Technology Matters. People Matter Most.

I’m a technology geek.

I got my first paying programming job, computing Astrology charts on a TRS-80, in the summer of 1978. The “Trash Eighty” was actually the third system I’d worked on, the others being the Apple ][ and a DEC PDP-11/03.

My current programming task involves a tool which will be managing the process of focusing the James Webb Space Telescope (which we hope will be launched in 2013), making a kind of “astronomy chart.”

But the computers are the easy part.  They do what you tell them to do, whether you want them to or not.  Software is capable of arbitrary complexity, and hardware complexity increases, roughly according to Moore’s law.   Complexity means you can solve computationally difficult problems, but you have to pick your problems.  Using computing technology effectively means picking problems that are useful to human persons.

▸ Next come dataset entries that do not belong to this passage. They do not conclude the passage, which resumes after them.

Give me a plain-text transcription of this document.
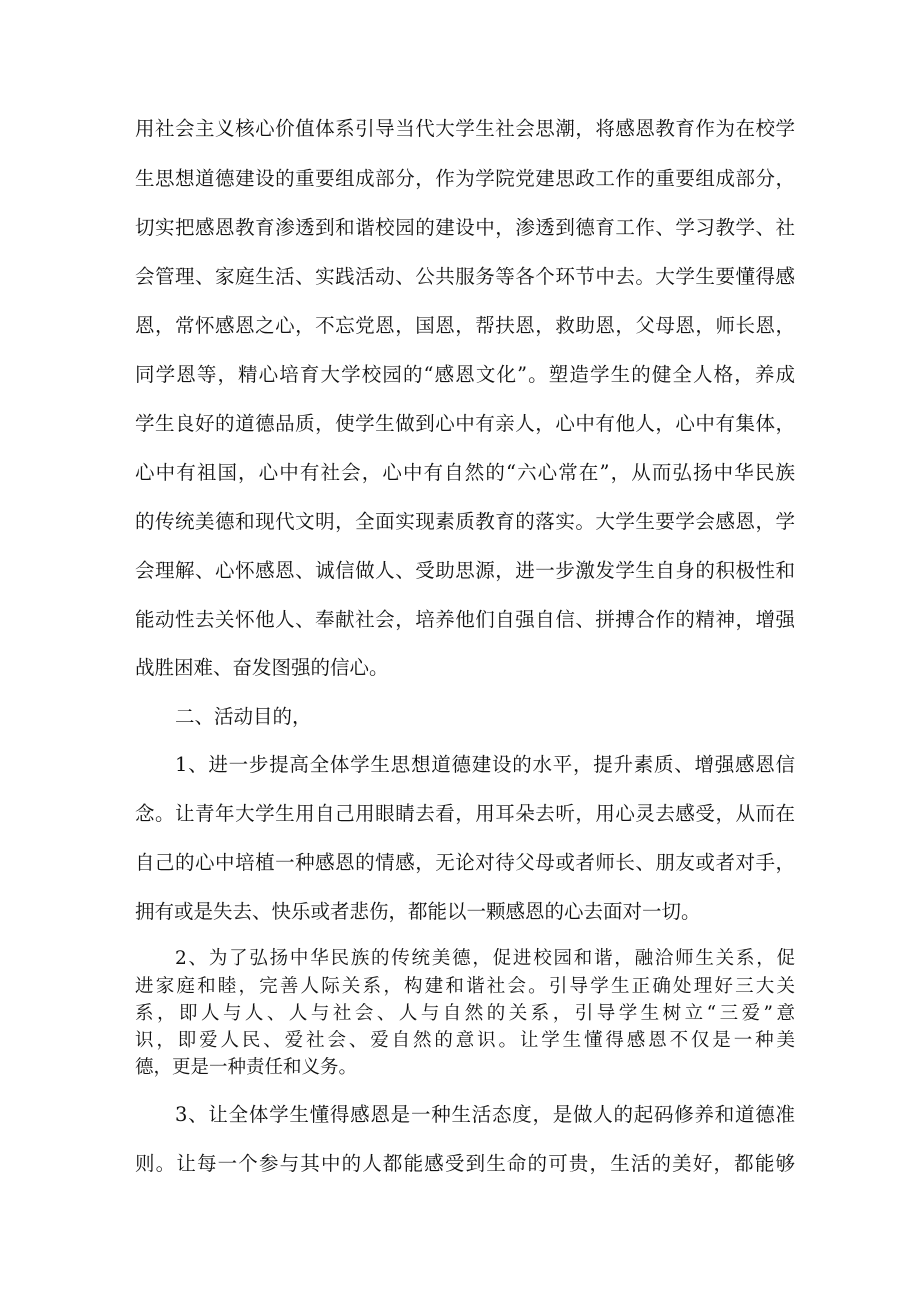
用社会主义核心价值体系引导当代大学生社会思潮，将感恩教育作为在校学
生思想道德建设的重要组成部分，作为学院党建思政工作的重要组成部分，
切实把感恩教育渗透到和谐校园的建设中，渗透到德育工作、学习教学、社
会管理、家庭生活、实践活动、公共服务等各个环节中去。大学生要懂得感
恩，常怀感恩之心，不忘党恩，国恩，帮扶恩，救助恩，父母恩，师长恩，
同学恩等，精心培育大学校园的“感恩文化”。塑造学生的健全人格，养成
学生良好的道德品质，使学生做到心中有亲人，心中有他人，心中有集体，
心中有祖国，心中有社会，心中有自然的“六心常在”，从而弘扬中华民族
的传统美德和现代文明，全面实现素质教育的落实。大学生要学会感恩，学
会理解、心怀感恩、诚信做人、受助思源，进一步激发学生自身的积极性和
能动性去关怀他人、奉献社会，培养他们自强自信、拼搏合作的精神，增强
战胜困难、奋发图强的信心。
二、活动目的，
1、进一步提高全体学生思想道德建设的水平，提升素质、增强感恩信
念。让青年大学生用自己用眼睛去看，用耳朵去听，用心灵去感受，从而在
自己的心中培植一种感恩的情感，无论对待父母或者师长、朋友或者对手，
拥有或是失去、快乐或者悲伤，都能以一颗感恩的心去面对一切。
2、为了弘扬中华民族的传统美德，促进校园和谐，融洽师生关系，促
进家庭和睦，完善人际关系，构建和谐社会。引导学生正确处理好三大关
系，即人与人、人与社会、人与自然的关系，引导学生树立“三爱”意
识，即爱人民、爱社会、爱自然的意识。让学生懂得感恩不仅是一种美
德，更是一种责任和义务。
3、让全体学生懂得感恩是一种生活态度，是做人的起码修养和道德准
则。让每一个参与其中的人都能感受到生命的可贵，生活的美好，都能够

In retrospect, I don’t know how useful my first programming task was.  It was fun, and the results were entertaining, but I really do think the fault lies not in our stars, but in ourselves.  (Sorry, Bill.)   In prospect, my next task won’t be useful right away.  I think it will be most useful if I can make it nearly invisible, so that users can focus (pun intended) on the data and the algorithms that will get the mirror on JWST properly aligned.
That may be the perfect model for really good software:  Make it invisible.  Very few people notice the software on their iPod, even though software is the key to making a music delivery system successful.  But invisibility is my current watchword in understanding how people want to use computing resources.

Understanding what users need, understanding how they want to work, and understanding how they understand the data we process, that’s the hard part. But that is also the part that matters.